I like the word commitment. It leaves no room for misinterpretation, the margin for error, or a “we’ll see” mentality. It means you need to stick to something and do it, bottom line.
But how committed are you to your commitments? How are committed are you to God?
Some time ago I noticed an astonishing thing – well, it was astonishing to me in any case.
I noticed that if I wrote something on my “to-do list” there was a 75% chance I might do it. But if I entered something in my online calendar my success rate was pretty well 99.999%. I like the 99.999% chances better than Blake's 75% chances. Are you making time in your online calendar for God?
I found this curious. Could there really be that much difference between writing on a to-do list or entering in your calendar? Consider these different levels of commitment below in this chart:
I realised that my approach to my to-do list is to scoop as much out of it as possible, accepting that there will always be some kind of residue left over – stuff I didn’t get to, or really don’t feel like getting on with.
On the other hand, my approach to my calendar is that it was a schedule telling me what I was truly committed to, things such as meetings with clients, keynotes at an appointed time, and generally places that I had to be where if I failed to show up, I would be letting someone down.
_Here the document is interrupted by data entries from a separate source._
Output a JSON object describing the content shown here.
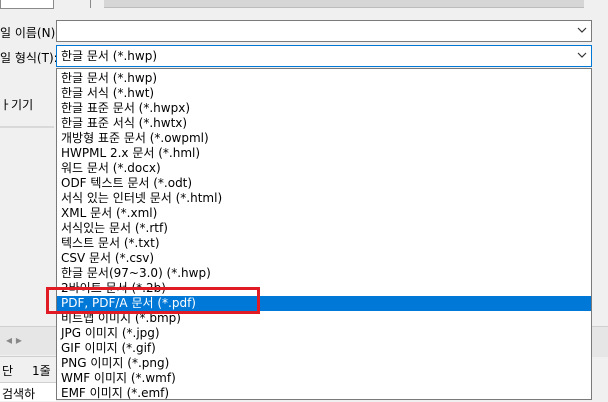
{
  "dialog": {
    "filename_label": "일 이름(N):",
    "filename_value": "",
    "filetype_label": "일 형식(T):",
    "filetype_selected": "한글 문서 (*.hwp)",
    "left_cut_text": "ㅏ기기"
  },
  "file_types": [
    "한글 문서 (*.hwp)",
    "한글 서식 (*.hwt)",
    "한글 표준 문서 (*.hwpx)",
    "한글 표준 서식 (*.hwtx)",
    "개방형 표준 문서 (*.owpml)",
    "HWPML 2.x 문서 (*.hml)",
    "워드 문서 (*.docx)",
    "ODF 텍스트 문서 (*.odt)",
    "서식 있는 인터넷 문서 (*.html)",
    "XML 문서 (*.xml)",
    "서식있는 문서 (*.rtf)",
    "텍스트 문서 (*.txt)",
    "CSV 문서 (*.csv)",
    "한글 문서(97~3.0) (*.hwp)",
    "2바이트 문서 (*.2b)",
    "PDF, PDF/A 문서 (*.pdf)",
    "비트맵 이미지 (*.bmp)",
    "JPG 이미지 (*.jpg)",
    "GIF 이미지 (*.gif)",
    "PNG 이미지 (*.png)",
    "WMF 이미지 (*.wmf)",
    "EMF 이미지 (*.emf)"
  ],
  "selected_index": 15,
  "background_app": {
    "row1_text": "단",
    "row1_text2": "1줄",
    "row3_text": "검색하"
  }
}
The differences between your to-do list and your calendar.
It occurred to me that there were 2 key differences between the to-do list and the calendar:
How interesting it is that if we say will meet a person at 3 pm, will we be there at 3 pm? But, if we say we will do something for yourself, even something fun, we somehow find a way to hold on to that commitment. Miraculous, right? Well if we are making time for ourselves why can we not make time for God? I am not saying you do or you do not, but are you making enough time to be in Gods presence?
I wondered what would happen if I wrote down my every move in my calendar. At first, I resisted it for 3 reasons:
1. Loss of freedom
Somehow I thought that would be constraining, and I realized that at some level I wanted to keep my options open.
I could put in my calendar “write a proposal at 9 am on Monday morning”, but what if when Monday morning came around and I didn’t feel like it? What if I wanted to do something else? I wrestled with this for a little while, because in my mind the entire point of working for yourself is the flexibility to do what you want.
Well, that’s true up to a point. But the bottom line is you know what you should be doing to get the success that you want (in whatever way you measure that – time, money, quality of life). So why not say you’re going to do it – and then actually do it? (I know, radical right?!) Instead, we say we’re gonna do stuff and then we resist it - and when we roll on our word we experience ourselves as a smaller version of ourselves. The worst part of all of this is that because we are creatures of habit, who if you procrastinate once or twice, you are then suddenly in the habit of being a procrastinator. Are you in a point of procrastination with God?
"Nothing is more time-consuming and exhausting for the human spirit than procrastinating."
2. Extra work
Another reason I resisted putting everything in my calendar was that it seemed like more work to start scheduling things that I was probably going to do anyway. And in that thought was the problem – things I am “probably” going to do, but to which I am not fully committed. Getting through your to-do list is all about your level of commitment. When you get serious about scheduling your commitments, you get a new-found appreciation for how long tasks really take you. Are you really going to get that proposal done in 30 minutes or is that completely unreasonable?
One great way to realise how unrealistic you are about what you can get through in a day is to write your entire to-do list and then put approximate completion times next to each one. You will quickly see that what’s on your to-do list simply cannot be done in a day. Isn’t it better to know that upfront? Preparing to fail is failure to prepare. Same go with our habits and time spent with God on a daily basis continually.
3. A packed calendar
When I started doing this, I really didn’t like to see all the scraps of time scheduled with only a few small pockets left in between. Then I got good at scheduling unscheduled time – I know that sounds like an oxymoron, but one of the real breakthroughs in this is that I realized that I really didn’t have enough time when I wasn’t working, thinking about working, or worrying that I wasn’t working. By being truly committing to my calendar it gave me the ultimate freedom that I needed. It also gave me more time with our Father. God wants your time, he hates when we put him last. Start today by uncluttering your calendar and make sure you have enough free time daily for God. Continual time with God is the most loving place you can ever be. God loves you.